13 July - Alcohol withdrawal

Dr Reddy presented a CPC today on treatment of alcohol withdrawal.  The May 1, 2003 NEJM has a review of drug and ETOH withdrawal.  It summarizes the data in support of symptom triggered (CIWA)rather than scheduled therapy and als runs through other withdrawal scenarios such as stimulants and opioids.

If you care for patients later in the course who already have alcohol withdrawal delirium (DTs) higher doses of benzos for treatment (rather than prevention) and closer monitoring are required.  This article from Archives of Internal Medicine Jul 12, 2004 summarizes the clinical trail data as of 2004. Basically high dose benzos and frequent monitoring until symptoms are controlled are the key interventions.  Neuroleptics are adjuncts, and beta blockers should be used infrequently, if at all, and only for persistent hypertension when other medical therapy has been tried.

The following links show all the good studies that support the use of oral or IV ethanol to treat/prevent alcohol withdrawal symptoms:





Get my point?

Friday, July 8, 2011

8 July - How to be a resident and measure progress

Today we discussed some basic skills for intern survival in internal medicine.  I alluded to some milestones that are expected at different points in time.  This paper from the American Board of Internal Medicine has the individual items with the timeline for acquisition of skills.  Useful to know these as elements will start being reflected in evaluationss of resident performance in the coming years.

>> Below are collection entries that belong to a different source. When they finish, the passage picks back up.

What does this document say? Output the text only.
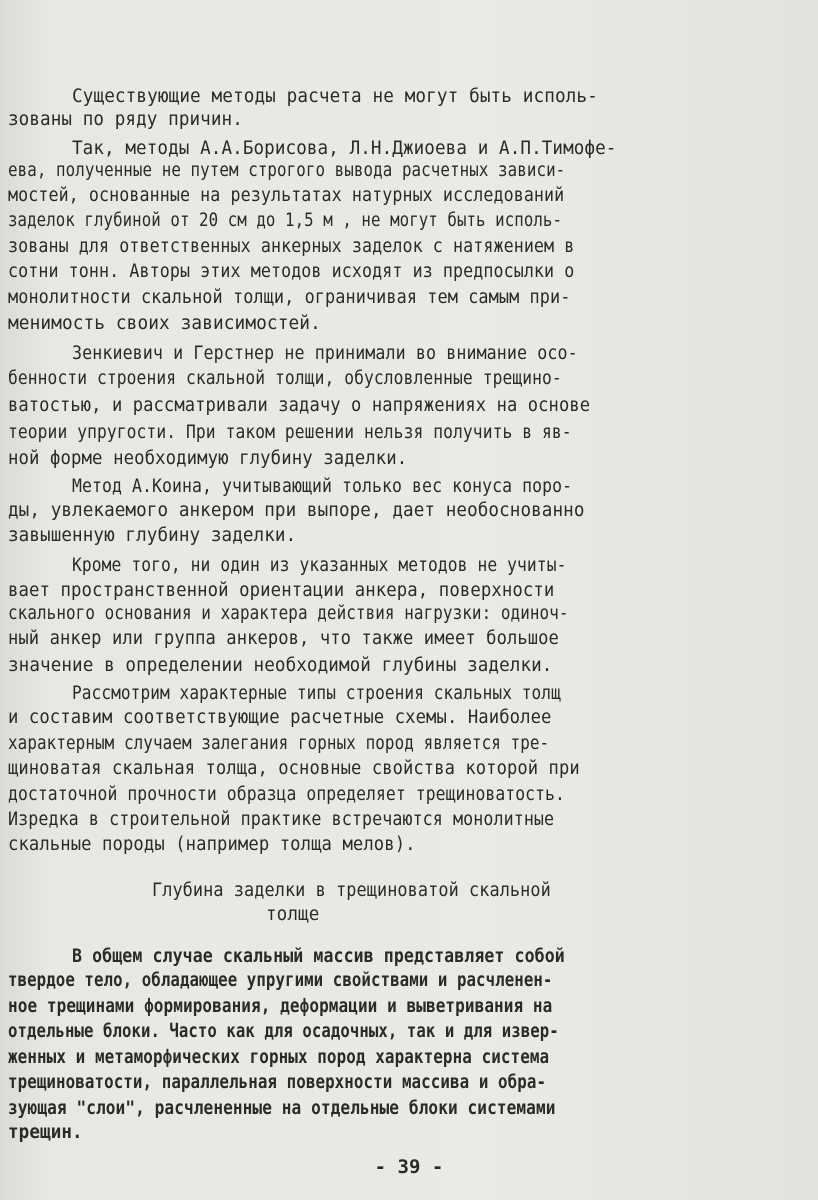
Существующие методы расчета не могут быть исполь-
зованы по ряду причин.
Так, методы А.А.Борисова, Л.Н.Джиоева и А.П.Тимофе-
ева, полученные не путем строгого вывода расчетных зависи-
мостей, основанные на результатах натурных исследований
заделок глубиной от 20 см до 1,5 м , не могут быть исполь-
зованы для ответственных анкерных заделок с натяжением в
сотни тонн. Авторы этих методов исходят из предпосылки о
монолитности скальной толщи, ограничивая тем самым при-
менимость своих зависимостей.
Зенкиевич и Герстнер не принимали во внимание осо-
бенности строения скальной толщи, обусловленные трещино-
ватостью, и рассматривали задачу о напряжениях на основе
теории упругости. При таком решении нельзя получить в яв-
ной форме необходимую глубину заделки.
Метод А.Коина, учитывающий только вес конуса поро-
ды, увлекаемого анкером при выпоре, дает необоснованно
завышенную глубину заделки.
Кроме того, ни один из указанных методов не учиты-
вает пространственной ориентации анкера, поверхности
скального основания и характера действия нагрузки: одиноч-
ный анкер или группа анкеров, что также имеет большое
значение в определении необходимой глубины заделки.
Рассмотрим характерные типы строения скальных толщ
и составим соответствующие расчетные схемы. Наиболее
характерным случаем залегания горных пород является тре-
щиноватая скальная толща, основные свойства которой при
достаточной прочности образца определяет трещиноватость.
Изредка в строительной практике встречаются монолитные
скальные породы (например толща мелов).

Глубина заделки в трещиноватой скальной

толще

В общем случае скальный массив представляет собой
твердое тело, обладающее упругими свойствами и расчленен-
ное трещинами формирования, деформации и выветривания на
отдельные блоки. Часто как для осадочных, так и для извер-
женных и метаморфических горных пород характерна система
трещиноватости, параллельная поверхности массива и обра-
зующая "слои", расчлененные на отдельные блоки системами
трещин.
- 39 -
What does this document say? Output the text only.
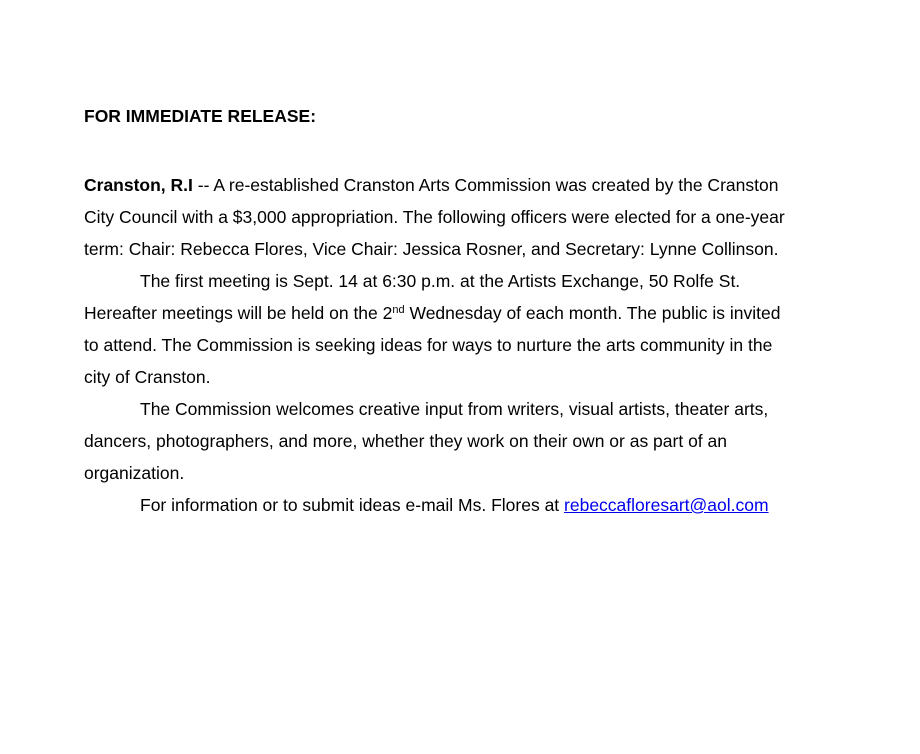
FOR IMMEDIATE RELEASE:

Cranston, R.I -- A re-established Cranston Arts Commission was created by the Cranston
City Council with a $3,000 appropriation. The following officers were elected for a one-year
term: Chair: Rebecca Flores, Vice Chair: Jessica Rosner, and Secretary: Lynne Collinson.

The first meeting is Sept. 14 at 6:30 p.m. at the Artists Exchange, 50 Rolfe St.
Hereafter meetings will be held on the 2nd Wednesday of each month. The public is invited
to attend. The Commission is seeking ideas for ways to nurture the arts community in the
city of Cranston.

The Commission welcomes creative input from writers, visual artists, theater arts,
dancers, photographers, and more, whether they work on their own or as part of an
organization.

For information or to submit ideas e-mail Ms. Flores at rebeccafloresart@aol.com
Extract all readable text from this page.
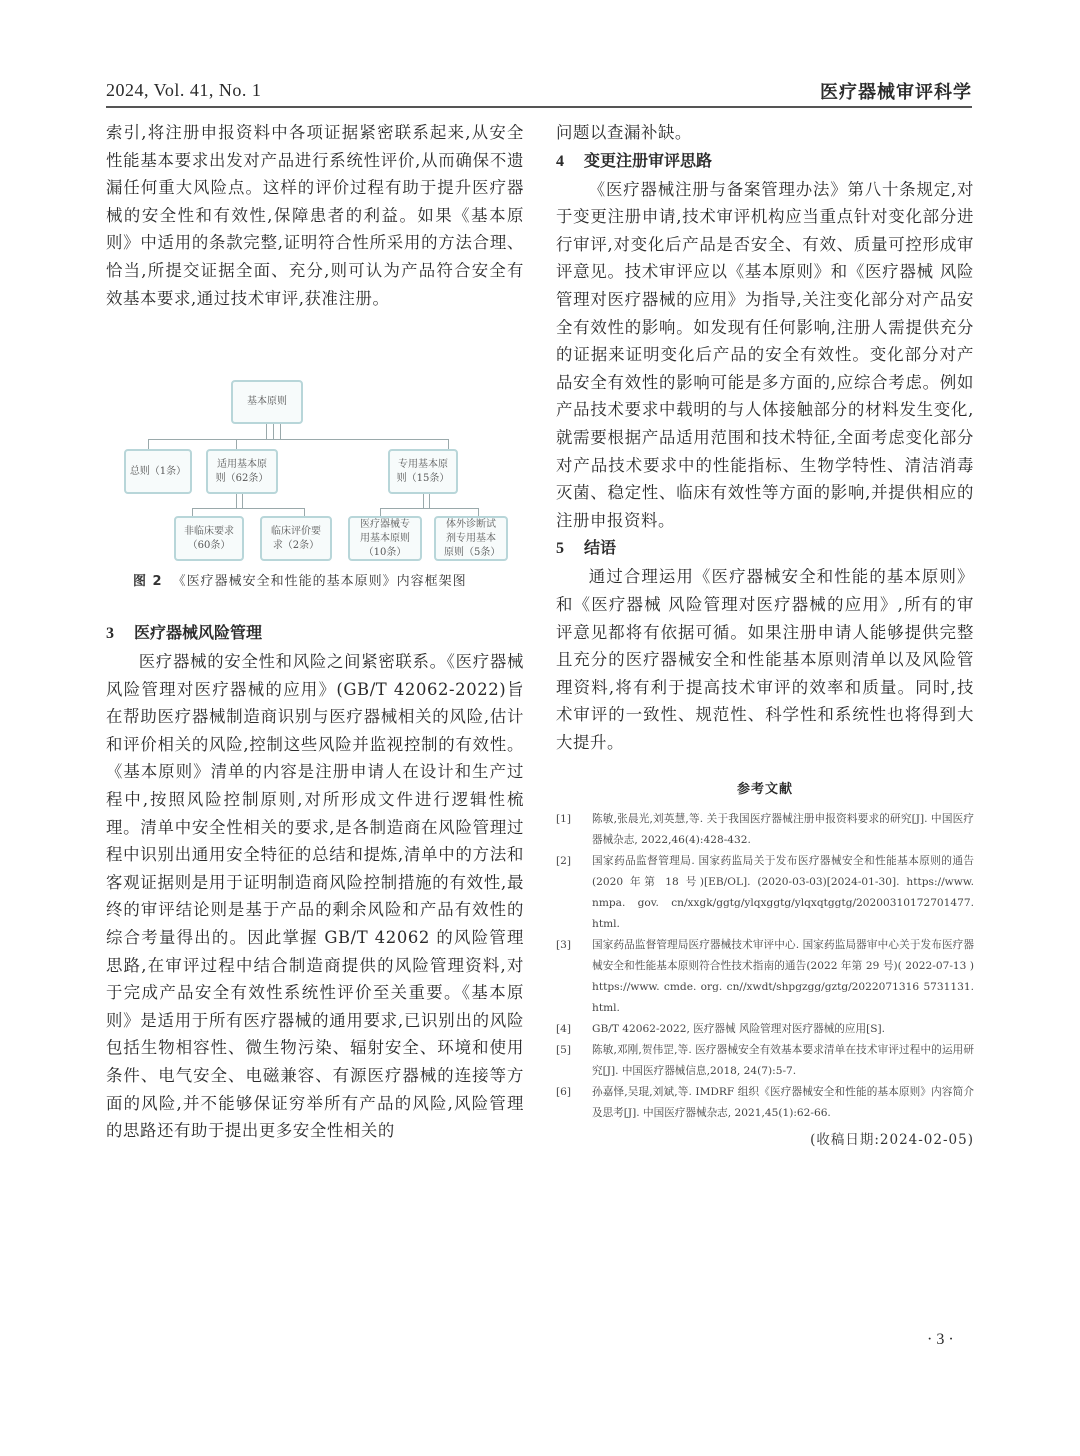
2024, Vol. 41, No. 1	医疗器械审评科学

索引,将注册申报资料中各项证据紧密联系起来,从安全性能基本要求出发对产品进行系统性评价,从而确保不遗漏任何重大风险点。这样的评价过程有助于提升医疗器械的安全性和有效性,保障患者的利益。如果《基本原则》中适用的条款完整,证明符合性所采用的方法合理、恰当,所提交证据全面、充分,则可认为产品符合安全有效基本要求,通过技术审评,获准注册。

基本原则
总则（1条）
适用基本原则（62条）
专用基本原则（15条）
非临床要求（60条）
临床评价要求（2条）
医疗器械专用基本原则（10条）
体外诊断试剂专用基本原则（5条）
图 2 《医疗器械安全和性能的基本原则》内容框架图

3 医疗器械风险管理

医疗器械的安全性和风险之间紧密联系。《医疗器械 风险管理对医疗器械的应用》(GB/T 42062-2022)旨在帮助医疗器械制造商识别与医疗器械相关的风险,估计和评价相关的风险,控制这些风险并监视控制的有效性。《基本原则》清单的内容是注册申请人在设计和生产过程中,按照风险控制原则,对所形成文件进行逻辑性梳理。清单中安全性相关的要求,是各制造商在风险管理过程中识别出通用安全特征的总结和提炼,清单中的方法和客观证据则是用于证明制造商风险控制措施的有效性,最终的审评结论则是基于产品的剩余风险和产品有效性的综合考量得出的。因此掌握 GB/T 42062 的风险管理思路,在审评过程中结合制造商提供的风险管理资料,对于完成产品安全有效性系统性评价至关重要。《基本原则》是适用于所有医疗器械的通用要求,已识别出的风险包括生物相容性、微生物污染、辐射安全、环境和使用条件、电气安全、电磁兼容、有源医疗器械的连接等方面的风险,并不能够保证穷举所有产品的风险,风险管理的思路还有助于提出更多安全性相关的

问题以查漏补缺。

4 变更注册审评思路

《医疗器械注册与备案管理办法》第八十条规定,对于变更注册申请,技术审评机构应当重点针对变化部分进行审评,对变化后产品是否安全、有效、质量可控形成审评意见。技术审评应以《基本原则》和《医疗器械 风险管理对医疗器械的应用》为指导,关注变化部分对产品安全有效性的影响。如发现有任何影响,注册人需提供充分的证据来证明变化后产品的安全有效性。变化部分对产品安全有效性的影响可能是多方面的,应综合考虑。例如产品技术要求中载明的与人体接触部分的材料发生变化,就需要根据产品适用范围和技术特征,全面考虑变化部分对产品技术要求中的性能指标、生物学特性、清洁消毒灭菌、稳定性、临床有效性等方面的影响,并提供相应的注册申报资料。

5 结语

通过合理运用《医疗器械安全和性能的基本原则》和《医疗器械 风险管理对医疗器械的应用》,所有的审评意见都将有依据可循。如果注册申请人能够提供完整且充分的医疗器械安全和性能基本原则清单以及风险管理资料,将有利于提高技术审评的效率和质量。同时,技术审评的一致性、规范性、科学性和系统性也将得到大大提升。

参考文献
[1]	陈敏,张晨光,刘英慧,等. 关于我国医疗器械注册申报资料要求的研究[J]. 中国医疗器械杂志, 2022,46(4):428-432.
[2]	国家药品监督管理局. 国家药监局关于发布医疗器械安全和性能基本原则的通告(2020 年第 18 号)[EB/OL]. (2020-03-03)[2024-01-30]. https://www. nmpa. gov. cn/xxgk/ggtg/ylqxggtg/ylqxqtggtg/20200310172701477. html.
[3]	国家药品监督管理局医疗器械技术审评中心. 国家药监局器审中心关于发布医疗器械安全和性能基本原则符合性技术指南的通告(2022 年第 29 号)( 2022-07-13 ) https://www. cmde. org. cn//xwdt/shpgzgg/gztg/2022071316 5731131. html.
[4]	GB/T 42062-2022, 医疗器械 风险管理对医疗器械的应用[S].
[5]	陈敏,邓刚,贺伟罡,等. 医疗器械安全有效基本要求清单在技术审评过程中的运用研究[J]. 中国医疗器械信息,2018, 24(7):5-7.
[6]	孙嘉怿,吴琨,刘斌,等. IMDRF 组织《医疗器械安全和性能的基本原则》内容简介及思考[J]. 中国医疗器械杂志, 2021,45(1):62-66.
(收稿日期:2024-02-05)
· 3 ·
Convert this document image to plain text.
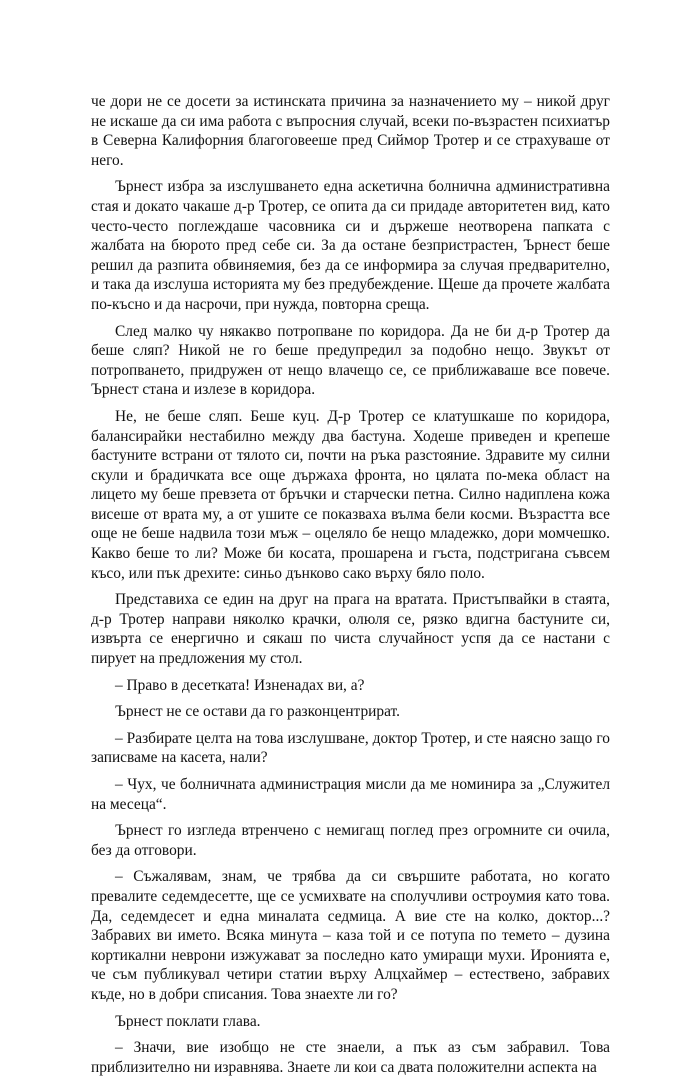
че дори не се досети за истинската причина за назначението му – никой друг не искаше да си има работа с въпросния случай, всеки по-възрастен психиатър в Северна Калифорния благоговееше пред Сиймор Тротер и се страхуваше от него.

Ърнест избра за изслушването една аскетична болнична административна стая и докато чакаше д-р Тротер, се опита да си придаде авторитетен вид, като често-често поглеждаше часовника си и държеше неотворена папката с жалбата на бюрото пред себе си. За да остане безпристрастен, Ърнест беше решил да разпита обвиняемия, без да се информира за случая предварително, и така да изслуша историята му без предубеждение. Щеше да прочете жалбата по-късно и да насрочи, при нужда, повторна среща.

След малко чу някакво потропване по коридора. Да не би д-р Тротер да беше сляп? Никой не го беше предупредил за подобно нещо. Звукът от потропването, придружен от нещо влачещо се, се приближаваше все повече. Ърнест стана и излезе в коридора.

Не, не беше сляп. Беше куц. Д-р Тротер се клатушкаше по коридора, балансирайки нестабилно между два бастуна. Ходеше приведен и крепеше бастуните встрани от тялото си, почти на ръка разстояние. Здравите му силни скули и брадичката все още държаха фронта, но цялата по-мека област на лицето му беше превзета от бръчки и старчески петна. Силно надиплена кожа висеше от врата му, а от ушите се показваха вълма бели косми. Възрастта все още не беше надвила този мъж – оцеляло бе нещо младежко, дори момчешко. Какво беше то ли? Може би косата, прошарена и гъста, подстригана съвсем късо, или пък дрехите: синьо дънково сако върху бяло поло.

Представиха се един на друг на прага на вратата. Пристъпвайки в стаята, д-р Тротер направи няколко крачки, олюля се, рязко вдигна бастуните си, извърта се енергично и сякаш по чиста случайност успя да се настани с пирует на предложения му стол.

– Право в десетката! Изненадах ви, а?

Ърнест не се остави да го разконцентрират.

– Разбирате целта на това изслушване, доктор Тротер, и сте наясно защо го записваме на касета, нали?

– Чух, че болничната администрация мисли да ме номинира за „Служител на месеца“.

Ърнест го изгледа втренчено с немигащ поглед през огромните си очила, без да отговори.

– Съжалявам, знам, че трябва да си свършите работата, но когато превалите седемдесетте, ще се усмихвате на сполучливи остроумия като това. Да, седемдесет и една миналата седмица. А вие сте на колко, доктор...? Забравих ви името. Всяка минута – каза той и се потупа по темето – дузина кортикални неврони изжужават за последно като умиращи мухи. Иронията е, че съм публикувал четири статии върху Алцхаймер – естествено, забравих къде, но в добри списания. Това знаехте ли го?

Ърнест поклати глава.

– Значи, вие изобщо не сте знаели, а пък аз съм забравил. Това приблизително ни изравнява. Знаете ли кои са двата положителни аспекта на
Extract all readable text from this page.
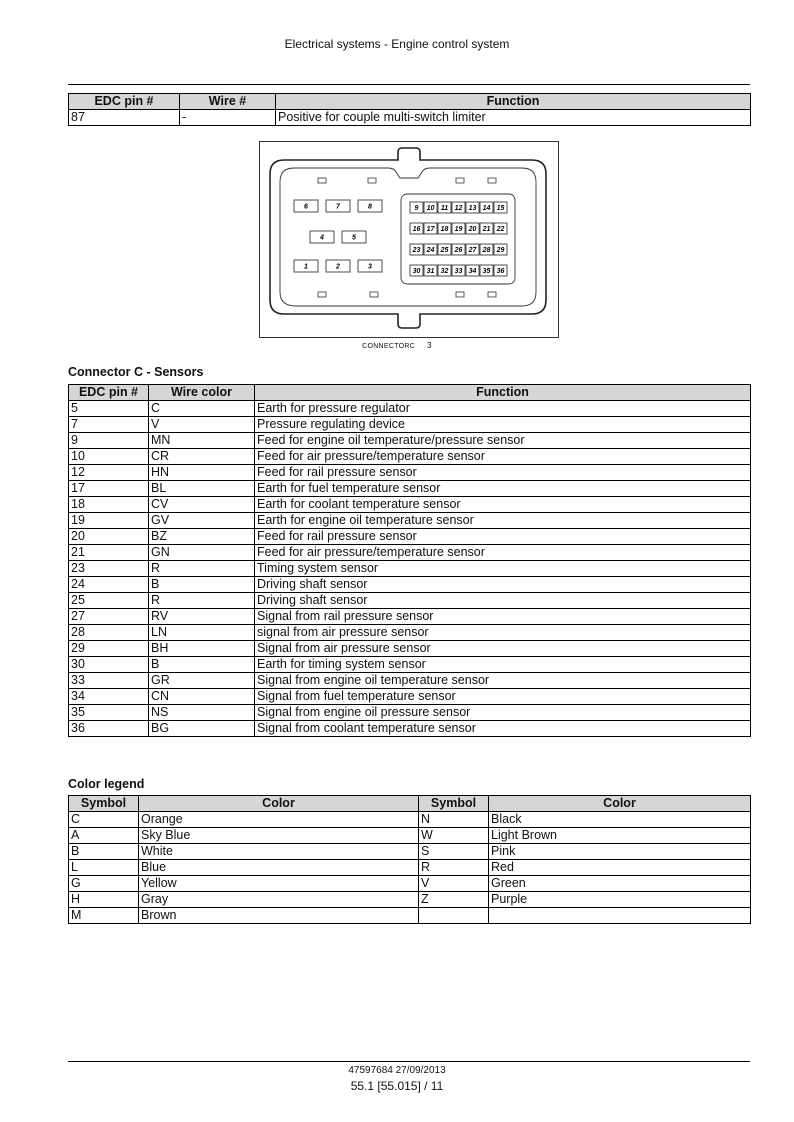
Electrical systems - Engine control system
EDC pin #	Wire #	Function
87	-	Positive for couple multi-switch limiter
6	7	8
4	5
1	2	3
9 10 11 12 13 14 15
16 17 18 19 20 21 22
23 24 25 26 27 28 29
30 31 32 33 34 35 36
CONNECTORC 3
Connector C - Sensors
EDC pin #	Wire color	Function
5	C	Earth for pressure regulator
7	V	Pressure regulating device
9	MN	Feed for engine oil temperature/pressure sensor
10	CR	Feed for air pressure/temperature sensor
12	HN	Feed for rail pressure sensor
17	BL	Earth for fuel temperature sensor
18	CV	Earth for coolant temperature sensor
19	GV	Earth for engine oil temperature sensor
20	BZ	Feed for rail pressure sensor
21	GN	Feed for air pressure/temperature sensor
23	R	Timing system sensor
24	B	Driving shaft sensor
25	R	Driving shaft sensor
27	RV	Signal from rail pressure sensor
28	LN	signal from air pressure sensor
29	BH	Signal from air pressure sensor
30	B	Earth for timing system sensor
33	GR	Signal from engine oil temperature sensor
34	CN	Signal from fuel temperature sensor
35	NS	Signal from engine oil pressure sensor
36	BG	Signal from coolant temperature sensor
Color legend
Symbol	Color	Symbol	Color
C	Orange	N	Black
A	Sky Blue	W	Light Brown
B	White	S	Pink
L	Blue	R	Red
G	Yellow	V	Green
H	Gray	Z	Purple
M	Brown		
47597684 27/09/2013
55.1 [55.015] / 11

For those of you interested in the future of academic medicine, this paper details one centers synthesis of the ABIM milestones with the basic RIME framework we discussed today.  Expect to see something similar in use here in the future.

Thursday, July 7, 2011

Jul 7 - Evaluation of Elevated LFTs

Discussion of a case of acute alcoholic liver disease with underlying cirrhosis.  Some links to things discussed this AM:

Comprehensive NEJM review on Cirrhosis and Ascites - Excellent review of cirrhosis management.

This NEJM article on evaluation of abnormal LFTs is a nice complement to the uptodate article on the reading list.

Finally - this article walks you through how and when to do a paracentesis and how to interpret the results.  Part of the outstanding "Rational Clinical Exam" series in JAMA.

July 6 - COPD Exacerbation

First MR of the year covered diagnosis, staging, and management of COPD.

This was covered in a previous post from last year

Also, there is this updated Annals In the Clinic from April 2011 on COPD diagnosis and management that covers pretty much everything you need to know.